As a Naval Sea Systems Command fleet support officer, I was preparing to visit a naval shipyard and called a friend there to ask about the area. He surprised me by telling me first off, "Don't wear that D.C. jacket," referring to the (then-new) black Eisenhower jacket. "It marks you as a Beltway guy who doesn't understand the fleet," he explained.
I took his advice, but in meetings with fleet and Navy industrial customers over the years, I've noticed other ways in which we headquarters types "wear that D.C. jacket" in the way we speak and act. Here's my advice to fellow Beltway types who want to avoid looking like one:
- Don't whine about the budget. Yeah, your budget's dropping—what else is new? That's no excuse for not providing the fleet with the engineering, spare parts, and training it needs. Also—complaining about tight money looks pretty lame when you've brought three high-priced support contractors to carry your color viewgraphs.
- Be ready to talk specifics. Vaguely saying that "the revised drawings should be here in a few months" tells everyone you don't really know (or care). Do your homework and come with a list—each part, each casualty report, each deficiency—showing real, no-kidding status. Redesigns and fixes are useless until they are in the hands of the skilled tradespeople who install them, and the Sailors who use them. Keep tracking the job all the way to the waterfront.
- Don't talk correspondence. Mechanics don't care about the OpNav letter of 13 April or your response of 18 June. Talk hardware deliveries, software builds, spare parts, and training—the language your audience speaks. The "adminology" is only a way to get things done—don't worship it as an end in itself.
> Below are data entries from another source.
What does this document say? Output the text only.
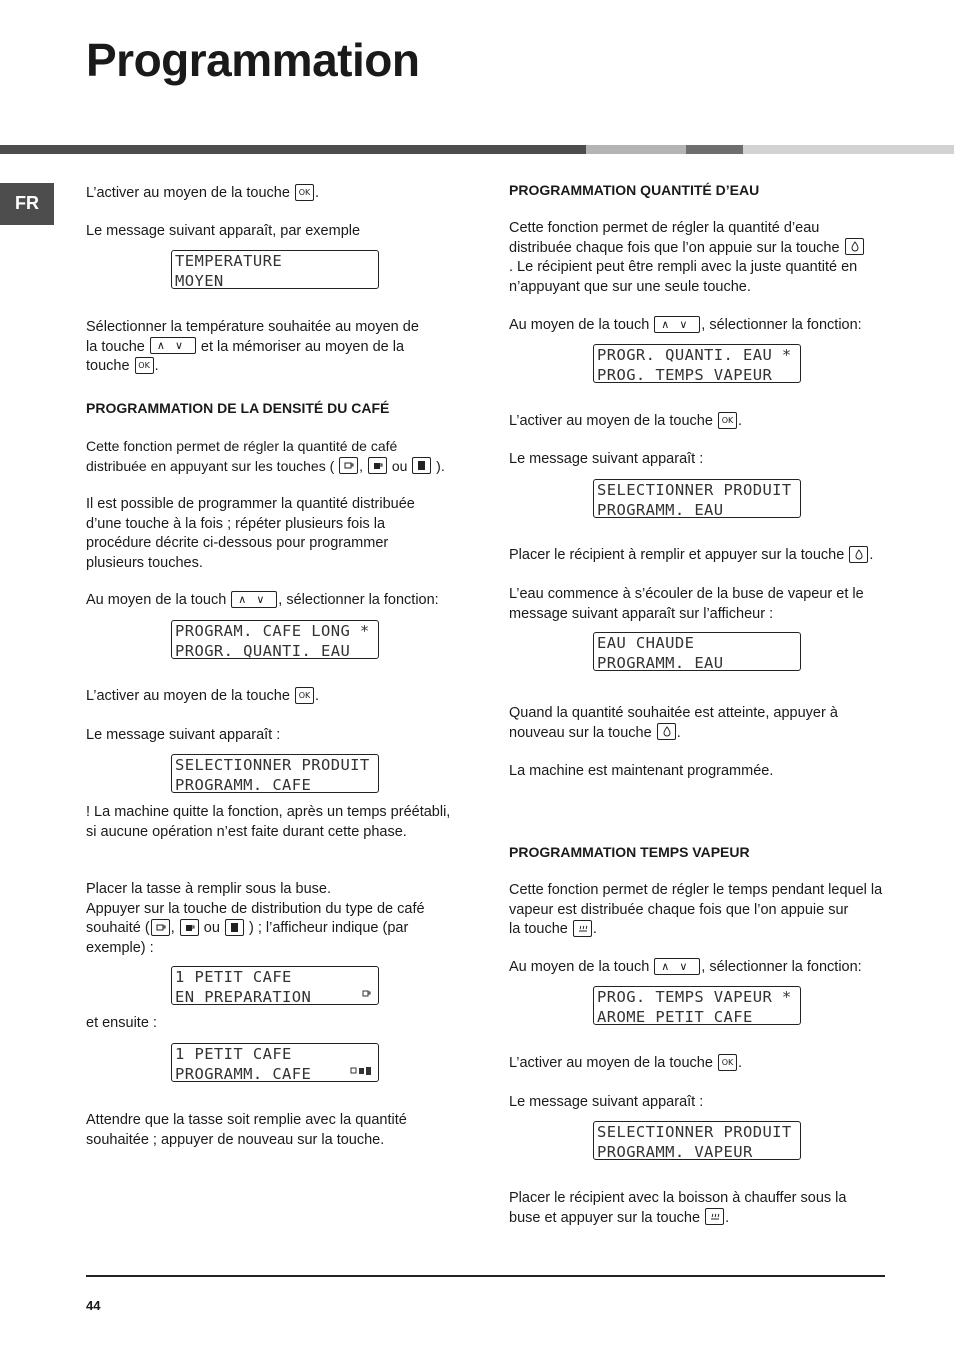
Programmation
FR

L’activer au moyen de la touche OK .

Le message suivant apparaît, par exemple

TEMPERATURE
MOYEN

Sélectionner la température souhaitée au moyen de

la touche ∧∨ et la mémoriser au moyen de la

touche OK .

PROGRAMMATION DE LA DENSITÉ DU CAFÉ

Cette fonction permet de régler la quantité de café

distribuée en appuyant sur les touches ( ,
ou
).

Il est possible de programmer la quantité distribuée d’une touche à la fois ; répéter plusieurs fois la procédure décrite ci-dessous pour programmer plusieurs touches.

Au moyen de la touch ∧∨ , sélectionner la fonction:

PROGRAM. CAFE LONG *
PROGR. QUANTI. EAU

L’activer au moyen de la touche OK .

Le message suivant apparaît :

SELECTIONNER PRODUIT
PROGRAMM. CAFE

! La machine quitte la fonction, après un temps préétabli, si aucune opération n’est faite durant cette phase.

Placer la tasse à remplir sous la buse.

Appuyer sur la touche de distribution du type de café

souhaité ( ,
ou ) ; l’afficheur indique (par

exemple) :

1 PETIT CAFE
EN PREPARATION

et ensuite :

1 PETIT CAFE
PROGRAMM. CAFE

Attendre que la tasse soit remplie avec la quantité souhaitée ; appuyer de nouveau sur la touche.

PROGRAMMATION QUANTITÉ D’EAU

Cette fonction permet de régler la quantité d’eau

distribuée chaque fois que l’on appuie sur la touche

. Le récipient peut être rempli avec la juste quantité en n’appuyant que sur une seule touche.

Au moyen de la touch ∧∨ , sélectionner la fonction:

PROGR. QUANTI. EAU *
PROG. TEMPS VAPEUR

L’activer au moyen de la touche OK .

Le message suivant apparaît :

SELECTIONNER PRODUIT
PROGRAMM. EAU

Placer le récipient à remplir et appuyer sur la touche .

L’eau commence à s’écouler de la buse de vapeur et le message suivant apparaît sur l’afficheur :

EAU CHAUDE
PROGRAMM. EAU

Quand la quantité souhaitée est atteinte, appuyer à

nouveau sur la touche .

La machine est maintenant programmée.

PROGRAMMATION TEMPS VAPEUR

Cette fonction permet de régler le temps pendant lequel la vapeur est distribuée chaque fois que l’on appuie sur

la touche .

Au moyen de la touch ∧∨ , sélectionner la fonction:

PROG. TEMPS VAPEUR *
AROME PETIT CAFE

L’activer au moyen de la touche OK .

Le message suivant apparaît :

SELECTIONNER PRODUIT
PROGRAMM. VAPEUR

Placer le récipient avec la boisson à chauffer sous la

buse et appuyer sur la touche .

44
- You don't work hard. No, you don't—not compared to flight deck crews in a round-the-clock ops, or shipyard welders working upside down in somebody else's bilge. So don't brag about how your latest policy paper was "the result of a lot of hard work." To a Sailor in port-and-starboard engineroom watches, a D.C. job would be a vacation. Yeah, that includes my job, too.
- Don't walk into an ambush. After you show up is no time to discover that the fleet is hopping mad at you. Call your fleet representatives regularly and get their top ten gripes. Then work their list back at the office and solve as many as you can—before your meeting. For those you can't solve, provide real status to the originators. This way, when somebody asks you about the tooling to support the new antenna, you can sagely report that it will be there in three weeks and that the antenna shop foreman (whom you then point to and call by name) says that date will support the overhaul schedule. You're a hero! (Better than saying, "What new antenna?")
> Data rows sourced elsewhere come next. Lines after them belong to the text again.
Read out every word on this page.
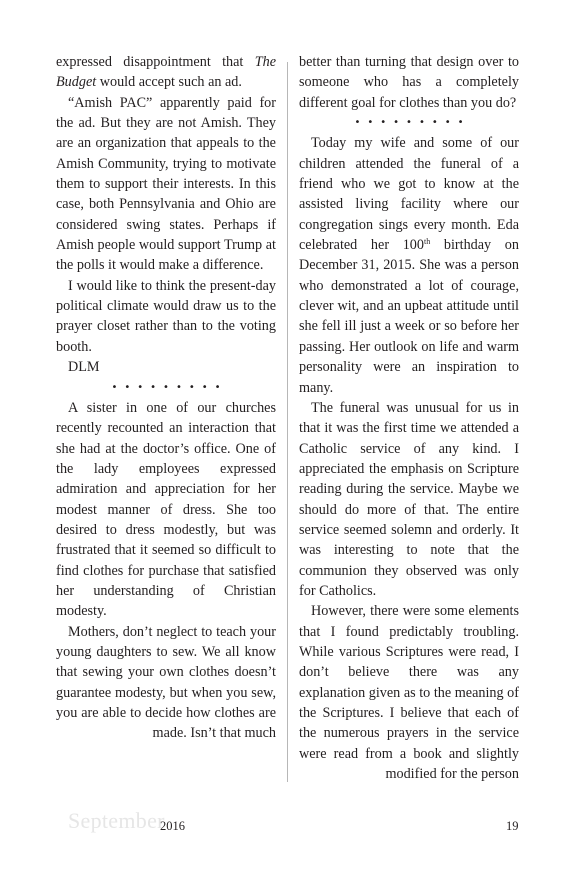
expressed disappointment that The Budget would accept such an ad.

“Amish PAC” apparently paid for the ad. But they are not Amish. They are an organization that appeals to the Amish Community, trying to motivate them to support their interests. In this case, both Pennsylvania and Ohio are considered swing states. Perhaps if Amish people would support Trump at the polls it would make a difference.

I would like to think the present-day political climate would draw us to the prayer closet rather than to the voting booth.

DLM

•••••••••

A sister in one of our churches recently recounted an interaction that she had at the doctor’s office. One of the lady employees expressed admiration and appreciation for her modest manner of dress. She too desired to dress modestly, but was frustrated that it seemed so difficult to find clothes for purchase that satisfied her understanding of Christian modesty.

Mothers, don’t neglect to teach your young daughters to sew. We all know that sewing your own clothes doesn’t guarantee modesty, but when you sew, you are able to decide how clothes are made. Isn’t that much

better than turning that design over to someone who has a completely different goal for clothes than you do?

•••••••••

Today my wife and some of our children attended the funeral of a friend who we got to know at the assisted living facility where our congregation sings every month. Eda celebrated her 100th birthday on December 31, 2015. She was a person who demonstrated a lot of courage, clever wit, and an upbeat attitude until she fell ill just a week or so before her passing. Her outlook on life and warm personality were an inspiration to many.

The funeral was unusual for us in that it was the first time we attended a Catholic service of any kind. I appreciated the emphasis on Scripture reading during the service. Maybe we should do more of that. The entire service seemed solemn and orderly. It was interesting to note that the communion they observed was only for Catholics.

However, there were some elements that I found predictably troubling. While various Scriptures were read, I don’t believe there was any explanation given as to the meaning of the Scriptures. I believe that each of the numerous prayers in the service were read from a book and slightly modified for the person

September
2016	19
- Remember your campaign promises. If you said you would do something at the last conference, consider what a chump you will look like at the next meeting when people ask you where it is. Your credibility is on the line—and you had better deliver. If you enjoy looking foolish, ignore the action item list until just before the next meeting—then scramble for fresh excuses. (Don't ask me how I know.)
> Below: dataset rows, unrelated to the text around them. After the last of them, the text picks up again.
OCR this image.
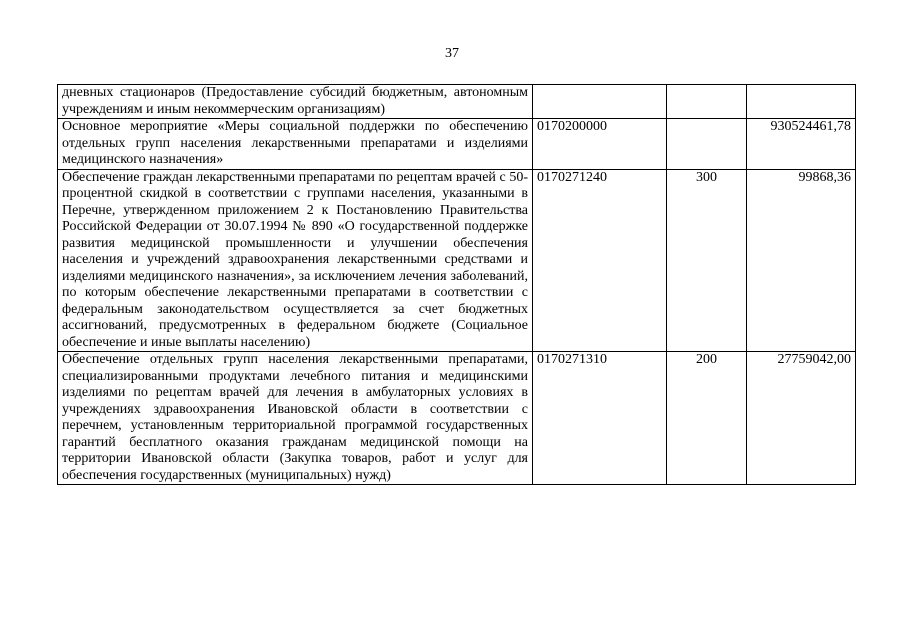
37
дневных стационаров (Предоставление субсидий бюджетным, автономным учреждениям и иным некоммерческим организациям)			
Основное мероприятие «Меры социальной поддержки по обеспечению отдельных групп населения лекарственными препаратами и изделиями медицинского назначения»	0170200000		930524461,78
Обеспечение граждан лекарственными препаратами по рецептам врачей с 50-процентной скидкой в соответствии с группами населения, указанными в Перечне, утвержденном приложением 2 к Постановлению Правительства Российской Федерации от 30.07.1994 № 890 «О государственной поддержке развития медицинской промышленности и улучшении обеспечения населения и учреждений здравоохранения лекарственными средствами и изделиями медицинского назначения», за исключением лечения заболеваний, по которым обеспечение лекарственными препаратами в соответствии с федеральным законодательством осуществляется за счет бюджетных ассигнований, предусмотренных в федеральном бюджете (Социальное обеспечение и иные выплаты населению)	0170271240	300	99868,36
Обеспечение отдельных групп населения лекарственными препаратами, специализированными продуктами лечебного питания и медицинскими изделиями по рецептам врачей для лечения в амбулаторных условиях в учреждениях здравоохранения Ивановской области в соответствии с перечнем, установленным территориальной программой государственных гарантий бесплатного оказания гражданам медицинской помощи на территории Ивановской области (Закупка товаров, работ и услуг для обеспечения государственных (муниципальных) нужд)	0170271310	200	27759042,00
- This ain't Congress. So forget impressing people with your insider knowledge of who's on what committee and where draft legislation or budgets are in the labyrinth. Ship crews don't care about how the reclama will survive the mark-up by the appropriation committee. Nor are welders impressed by your dropping the names of senior military or political appointees. That is strictly inside the Beltway stuff—so leave it there. Real people just don't care.
- Listen! The people holding wrenches (or multimeters) know what's wrong. Ask them and listen to them. Don't come from Mt. Olympus to "educate" the fleet. Find out their problems and then tell them what you're doing about them. I never will forget the headquarters guy who came to visit us at the shipyard to announce a new ship-construction technology he had written into the next contract. The room exploded with suggestions, comments, and concerns—and he beat them back by saying, "I'm not here to take your comments. This is a done deal and I'm here to tell you how it's gonna be!" But when it came time to make it happen at 0300 in a snowy drydock, he wasn't going to be there—we were.
Brief Points: An Almanac for Parents and Friends of U.S. Naval Academy Midshipmen
Bottom line: You can do a lot of good in D.C., but it's all a means to an end. Keep the customer's needs in mind and "don't wear that D.C. jacket!"
Commander Delaney is an engineering duty officer. He served as a fleet liaison officer for Naval Sea Systems Command, and is a deputy program manager at Space and Naval Warfare Systems Command in San Diego, California.